Greece looks to clinch last-gasp deal with troika before critical Eurogroup meeting


By Lefteris Yallouros – Athens

Monday’s Eurogroup meeting in Brussels is crucial for Greece as it is expected to decide whether or not the next tranche of the country’s bailout loan (EUR 8.1 bln) will be disbursed in full.

The discussions between Greece and its international lenders have “a reasonable chance” of resulting in an agreement that will be presented to euro-area finance ministers, EU Economic and Monetary Affairs Commissioner Olli Rehn said Sunday.

The decision will be based on the troika’s assessment of progress made by the Greek government on its adjustment program. Seven days of talks ended Sunday in Athens between ECB, EU and IMF officials with the Greek Prime Minister and several ministers. The two sides reportedly agreed on reforms that Athens will have to push through over the next few months.

Public Administration Reform Minister, Kyriacos Mitsotakis, will have to cut thousands of jobs in the public sector. Some 25,000 civil servants will be placed in a “labor-reserve pool”. They will be paid 75% of their wages until they are transferred to other positions. If other jobs aren’t found within eight months, they will be dismissed. The plan is part of a broader commitment by Greece to reduce its public workforce by at least 150,000 workers by the end of 2015.

The two sides have also reportedly reached an agreement over a supposed funding gap of about 2 billion euros for the remainder of 2013 as well as 2014. Privatizations will have to move at a faster pace and cuts will be made in healthcare funding in order to bridge the gap.

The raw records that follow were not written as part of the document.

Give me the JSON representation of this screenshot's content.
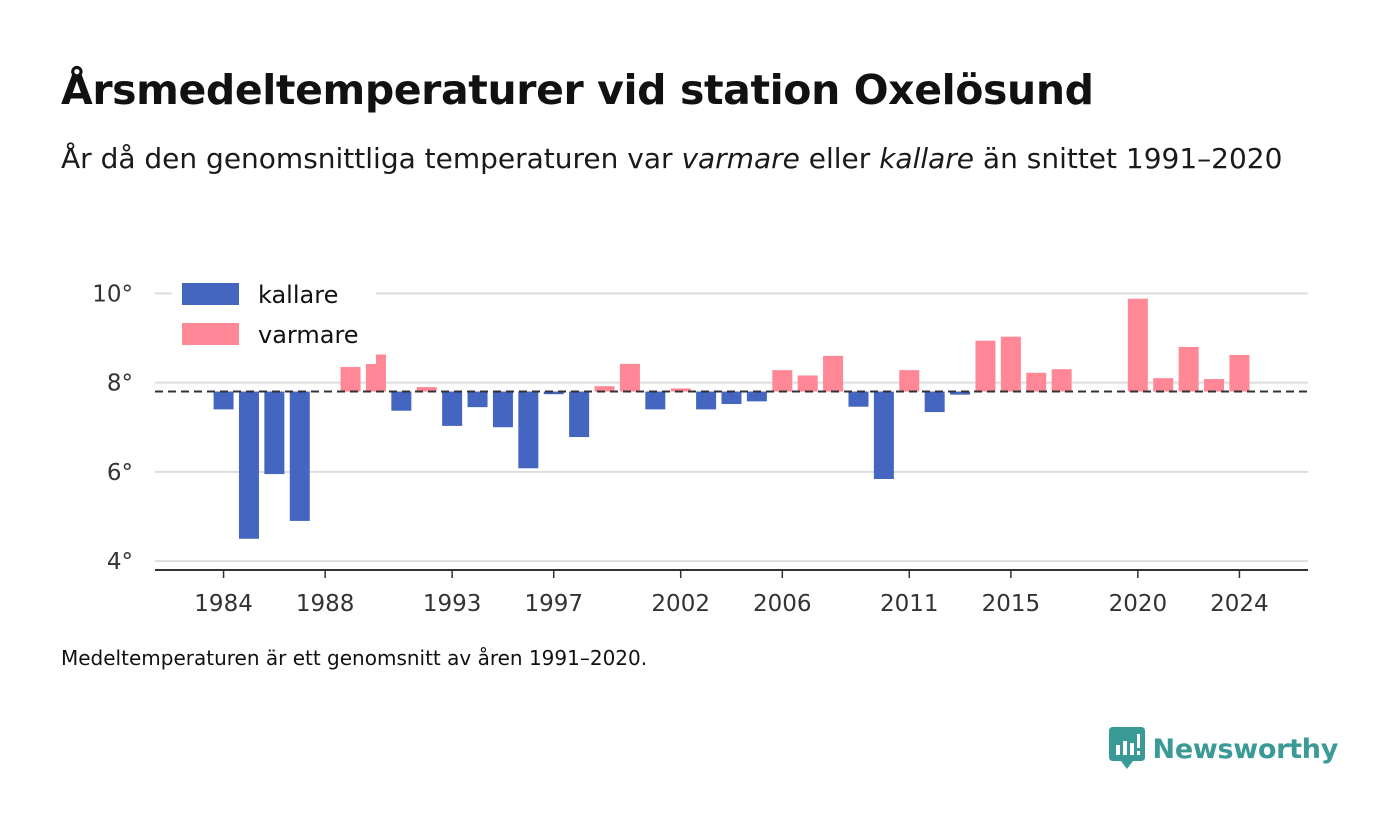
{
  "header": {
    "title": "Årsmedeltemperaturer vid station Oxelösund",
    "subtitle_part1": "År då den genomsnittliga temperaturen var ",
    "subtitle_warm": "varmare",
    "subtitle_part2": " eller ",
    "subtitle_cold": "kallare",
    "subtitle_part3": " än snittet 1991–2020"
  },
  "footer": {
    "note": "Medeltemperaturen är ett genomsnitt av åren 1991–2020.",
    "brand": "Newsworthy"
  },
  "colors": {
    "cold": "#4466c0",
    "warm": "#ff8796",
    "brand": "#3a9a96",
    "grid": "#dddddd",
    "baseline": "#333333"
  },
  "chart_data": {
    "type": "bar",
    "baseline": 7.8,
    "baseline_style": "dashed",
    "ylim": [
      3.8,
      10.3
    ],
    "yticks": [
      4,
      6,
      8,
      10
    ],
    "ytick_labels": [
      "4°",
      "6°",
      "8°",
      "10°"
    ],
    "xlim": [
      1981.3,
      2026.7
    ],
    "xticks": [
      1984,
      1988,
      1993,
      1997,
      2002,
      2006,
      2011,
      2015,
      2020,
      2024
    ],
    "xtick_labels": [
      "1984",
      "1988",
      "1993",
      "1997",
      "2002",
      "2006",
      "2011",
      "2015",
      "2020",
      "2024"
    ],
    "grid": true,
    "legend": {
      "placement": "top-left",
      "items": [
        {
          "key": "cold",
          "label": "kallare"
        },
        {
          "key": "warm",
          "label": "varmare"
        }
      ]
    },
    "years": [
      1984,
      1985,
      1986,
      1987,
      1989,
      1990,
      1991,
      1992,
      1993,
      1994,
      1995,
      1996,
      1997,
      1998,
      1999,
      2000,
      2001,
      2002,
      2003,
      2004,
      2005,
      2006,
      2007,
      2008,
      2009,
      2010,
      2011,
      2012,
      2013,
      2014,
      2015,
      2016,
      2017,
      2020,
      2021,
      2022,
      2023,
      2024
    ],
    "values": [
      7.4,
      4.5,
      5.95,
      4.9,
      8.35,
      8.63,
      7.37,
      7.9,
      7.03,
      7.45,
      7.0,
      6.08,
      7.74,
      6.78,
      7.92,
      8.42,
      7.4,
      7.87,
      7.4,
      7.52,
      7.58,
      8.28,
      8.16,
      8.6,
      7.46,
      5.84,
      8.28,
      7.34,
      7.73,
      8.94,
      9.03,
      8.22,
      8.3,
      9.88,
      8.1,
      8.8,
      8.08,
      8.62
    ]
  }
}
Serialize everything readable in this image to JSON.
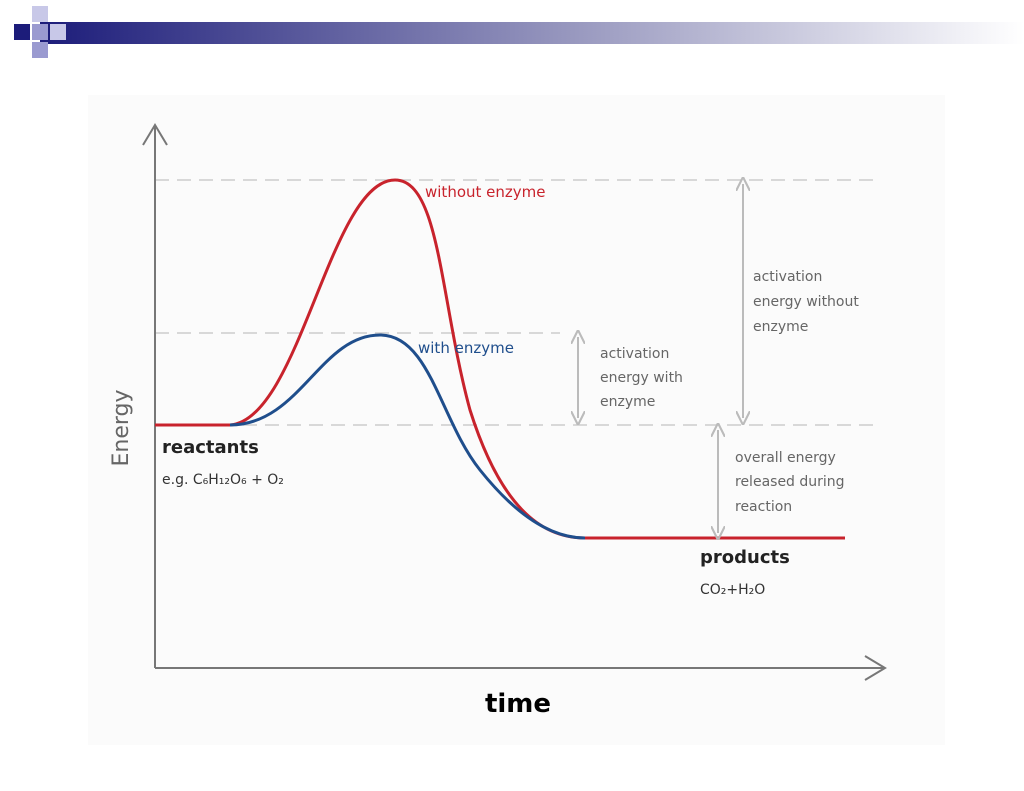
{
  "diagram": {
    "y_axis_label": "Energy",
    "x_axis_label": "time",
    "curves": {
      "without": "without enzyme",
      "with": "with enzyme"
    },
    "annotations": {
      "activation_with": [
        "activation",
        "energy with",
        "enzyme"
      ],
      "activation_without": [
        "activation",
        "energy without",
        "enzyme"
      ],
      "overall": [
        "overall energy",
        "released during",
        "reaction"
      ]
    },
    "reactants": {
      "label": "reactants",
      "example": "e.g. C₆H₁₂O₆ + O₂"
    },
    "products": {
      "label": "products",
      "formula": "CO₂+H₂O"
    }
  }
}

Greece and troika officials will conclude discussions on Monday at the Eurogroup Working Group that will prepare the final document for presentation to the finance ministers for approval. The law imposing these measures will be submitted to Parliament by Tuesday.

An issue left open for discussion was that of a possible reduction of VAT for restaurants to 13 percent from 23 percent.

In the event that Greece doesn’t secure the Eurogroup’s go-ahead, it will be forced to access short-term market financing, or be paid the rescue money in sub-tranches until eurozone Finance Ministers meet again to assess the Greek program in mid-September.

Addressing a New Democracy Political Committee meeting on Sunday, Prime Minister Antonis Samaras said his party was united in a common purpose with coalition partner PASOK to bring the country out of the current crisis.

Reforms, however, will not be an easy task for the government. Municipal workers nationwide called a strike for Monday in reaction to the planned lay-offs while Athens Mayor G.Kaminis was attacked by unknown assailants Sunday night outside the Athens Town Hall where angered municipal employees gathered to protest.